Lattice QCD calculations carried out on large computational resources help shed light on the results of particle and nuclear physics experiments.

“Many of the properties of the strong interactions, the nuclear forces, can only be studied through large-scale numerical simulations. To make the results of the calculations more accurate and more realistic requires larger and larger scale simulations,” Sugar says. “We replace all of space and time with grids. By making the grid spacing smaller and smaller, we make our approximations more and more accurate. Blue Waters allows us to work on very fine grids with very realistic parameters.
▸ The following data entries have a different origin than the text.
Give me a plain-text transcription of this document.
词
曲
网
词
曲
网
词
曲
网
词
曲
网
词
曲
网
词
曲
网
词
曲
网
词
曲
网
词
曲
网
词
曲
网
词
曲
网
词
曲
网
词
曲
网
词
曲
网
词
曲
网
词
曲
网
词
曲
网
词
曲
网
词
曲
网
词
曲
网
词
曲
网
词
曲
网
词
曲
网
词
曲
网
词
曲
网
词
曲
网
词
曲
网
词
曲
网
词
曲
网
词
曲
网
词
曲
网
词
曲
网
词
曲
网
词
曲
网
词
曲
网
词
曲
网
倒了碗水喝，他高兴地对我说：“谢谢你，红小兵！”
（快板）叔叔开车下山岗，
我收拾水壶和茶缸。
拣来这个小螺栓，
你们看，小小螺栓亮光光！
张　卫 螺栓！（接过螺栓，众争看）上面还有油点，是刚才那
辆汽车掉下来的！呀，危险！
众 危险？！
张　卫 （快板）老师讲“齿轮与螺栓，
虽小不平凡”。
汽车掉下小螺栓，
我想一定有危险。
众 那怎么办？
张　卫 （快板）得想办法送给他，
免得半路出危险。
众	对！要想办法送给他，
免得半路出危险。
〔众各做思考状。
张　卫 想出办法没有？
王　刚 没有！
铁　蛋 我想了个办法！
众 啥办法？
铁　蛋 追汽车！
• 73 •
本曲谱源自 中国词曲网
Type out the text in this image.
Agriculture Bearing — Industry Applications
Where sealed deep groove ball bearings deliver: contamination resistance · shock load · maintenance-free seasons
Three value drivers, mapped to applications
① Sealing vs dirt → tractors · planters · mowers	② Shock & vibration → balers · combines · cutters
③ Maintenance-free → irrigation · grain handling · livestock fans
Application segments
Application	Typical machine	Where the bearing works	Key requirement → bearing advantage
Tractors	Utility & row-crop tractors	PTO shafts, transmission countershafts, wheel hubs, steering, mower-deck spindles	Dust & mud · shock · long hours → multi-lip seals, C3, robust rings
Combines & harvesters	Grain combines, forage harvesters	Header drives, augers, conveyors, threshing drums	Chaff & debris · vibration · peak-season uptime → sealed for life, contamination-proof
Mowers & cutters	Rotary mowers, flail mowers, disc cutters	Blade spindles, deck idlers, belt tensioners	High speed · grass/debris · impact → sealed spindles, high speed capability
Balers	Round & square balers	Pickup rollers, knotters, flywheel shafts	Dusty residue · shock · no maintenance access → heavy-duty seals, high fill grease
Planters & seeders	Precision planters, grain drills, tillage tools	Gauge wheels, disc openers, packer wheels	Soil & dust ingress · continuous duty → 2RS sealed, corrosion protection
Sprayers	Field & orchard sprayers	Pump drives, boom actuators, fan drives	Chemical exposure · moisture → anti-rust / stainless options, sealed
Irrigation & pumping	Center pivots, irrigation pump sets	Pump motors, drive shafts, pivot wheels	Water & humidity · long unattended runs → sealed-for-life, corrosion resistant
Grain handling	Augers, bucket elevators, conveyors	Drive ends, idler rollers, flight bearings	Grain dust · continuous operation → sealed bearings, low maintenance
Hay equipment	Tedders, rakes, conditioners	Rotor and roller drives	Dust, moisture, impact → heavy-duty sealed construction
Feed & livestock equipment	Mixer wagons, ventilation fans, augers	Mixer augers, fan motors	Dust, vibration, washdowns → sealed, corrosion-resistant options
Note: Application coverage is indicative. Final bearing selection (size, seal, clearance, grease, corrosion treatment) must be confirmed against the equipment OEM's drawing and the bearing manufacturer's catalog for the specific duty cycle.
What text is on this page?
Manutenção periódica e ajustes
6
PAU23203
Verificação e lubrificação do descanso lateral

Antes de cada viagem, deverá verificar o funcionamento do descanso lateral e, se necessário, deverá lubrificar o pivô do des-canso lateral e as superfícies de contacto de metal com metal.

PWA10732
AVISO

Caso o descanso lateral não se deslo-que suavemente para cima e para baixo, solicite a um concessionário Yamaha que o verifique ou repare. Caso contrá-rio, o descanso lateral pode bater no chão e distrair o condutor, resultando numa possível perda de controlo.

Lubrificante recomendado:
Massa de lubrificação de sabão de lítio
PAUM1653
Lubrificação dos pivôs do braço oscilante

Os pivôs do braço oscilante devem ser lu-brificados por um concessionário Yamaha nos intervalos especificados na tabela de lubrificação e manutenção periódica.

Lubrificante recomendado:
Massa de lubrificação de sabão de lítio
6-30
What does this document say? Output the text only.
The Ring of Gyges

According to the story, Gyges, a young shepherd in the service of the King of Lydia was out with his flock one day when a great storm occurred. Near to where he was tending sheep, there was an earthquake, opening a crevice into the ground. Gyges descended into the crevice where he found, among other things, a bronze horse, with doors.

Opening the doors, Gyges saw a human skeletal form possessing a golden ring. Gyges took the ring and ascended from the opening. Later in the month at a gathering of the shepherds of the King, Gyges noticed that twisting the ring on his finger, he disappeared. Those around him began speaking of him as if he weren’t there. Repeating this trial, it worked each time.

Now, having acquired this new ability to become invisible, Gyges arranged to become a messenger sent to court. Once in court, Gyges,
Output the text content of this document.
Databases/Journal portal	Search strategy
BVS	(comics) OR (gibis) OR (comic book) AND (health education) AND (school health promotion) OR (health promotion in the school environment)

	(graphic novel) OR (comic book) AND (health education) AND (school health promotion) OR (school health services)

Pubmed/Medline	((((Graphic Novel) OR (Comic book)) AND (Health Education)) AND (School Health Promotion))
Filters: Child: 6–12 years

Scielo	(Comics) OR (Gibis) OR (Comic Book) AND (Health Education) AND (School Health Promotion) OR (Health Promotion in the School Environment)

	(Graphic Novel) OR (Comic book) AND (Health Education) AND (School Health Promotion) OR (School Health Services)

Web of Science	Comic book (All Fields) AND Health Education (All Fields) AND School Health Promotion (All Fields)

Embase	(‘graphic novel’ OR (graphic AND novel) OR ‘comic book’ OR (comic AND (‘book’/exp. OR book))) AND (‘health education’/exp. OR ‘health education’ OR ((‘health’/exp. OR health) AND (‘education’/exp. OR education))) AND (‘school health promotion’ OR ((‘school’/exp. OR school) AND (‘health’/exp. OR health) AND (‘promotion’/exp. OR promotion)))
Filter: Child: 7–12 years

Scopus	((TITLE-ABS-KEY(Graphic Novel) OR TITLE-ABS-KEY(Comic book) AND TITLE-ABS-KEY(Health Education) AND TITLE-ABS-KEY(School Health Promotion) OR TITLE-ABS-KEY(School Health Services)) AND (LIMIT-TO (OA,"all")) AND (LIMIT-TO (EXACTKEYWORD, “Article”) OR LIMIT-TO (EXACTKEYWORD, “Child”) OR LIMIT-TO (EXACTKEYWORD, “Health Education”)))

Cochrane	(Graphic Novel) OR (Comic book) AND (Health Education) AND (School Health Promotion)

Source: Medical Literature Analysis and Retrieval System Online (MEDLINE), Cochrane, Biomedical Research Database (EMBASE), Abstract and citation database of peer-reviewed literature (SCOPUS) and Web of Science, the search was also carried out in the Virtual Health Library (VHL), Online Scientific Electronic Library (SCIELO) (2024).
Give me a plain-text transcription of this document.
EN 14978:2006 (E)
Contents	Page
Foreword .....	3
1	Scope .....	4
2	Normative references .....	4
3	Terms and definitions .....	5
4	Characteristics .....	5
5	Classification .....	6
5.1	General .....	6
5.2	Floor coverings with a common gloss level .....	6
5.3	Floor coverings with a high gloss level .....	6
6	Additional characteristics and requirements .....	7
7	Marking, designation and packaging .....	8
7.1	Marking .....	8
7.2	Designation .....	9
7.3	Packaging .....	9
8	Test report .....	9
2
Blue Waters and other petascale computers enable us to do the most realistic simulations that we’ve ever attempted.”

XSEDE resources at the National Institute for Computational Science and the Texas Advanced Computing Center, as well as systems at the Argonne Leadership Computing Facility (ALCF), the National Center for Atmospheric Research, and the National Energy Research Scientific Computing Center, were used in this project to perform simulations on coarser grids, and the Blue Gene/Q at the ALCF is being used along with Blue Waters on simulations on the finest grid. “You need data from simulations with a range of grid spacings so you can extrapolate to the zero grid spacing (continuum) limit where physics lies,” Sugar says.

The work published in April in Physical Review Letters deals with how quickly two sub-atomic particles—the Pi and K mesons—decay into an electron and a neutrino. The US QCD team’s calculation is the most precise ratio of those two decay constants that has been obtained in a numerical simulation.

“That in turn allowed us to make a very precise test of the Standard Model,” Sugar says. “It would have been more exciting, of course, if the standard model was wrong, but it was right on! It’s passed every test so far. We hope eventually it will break down!”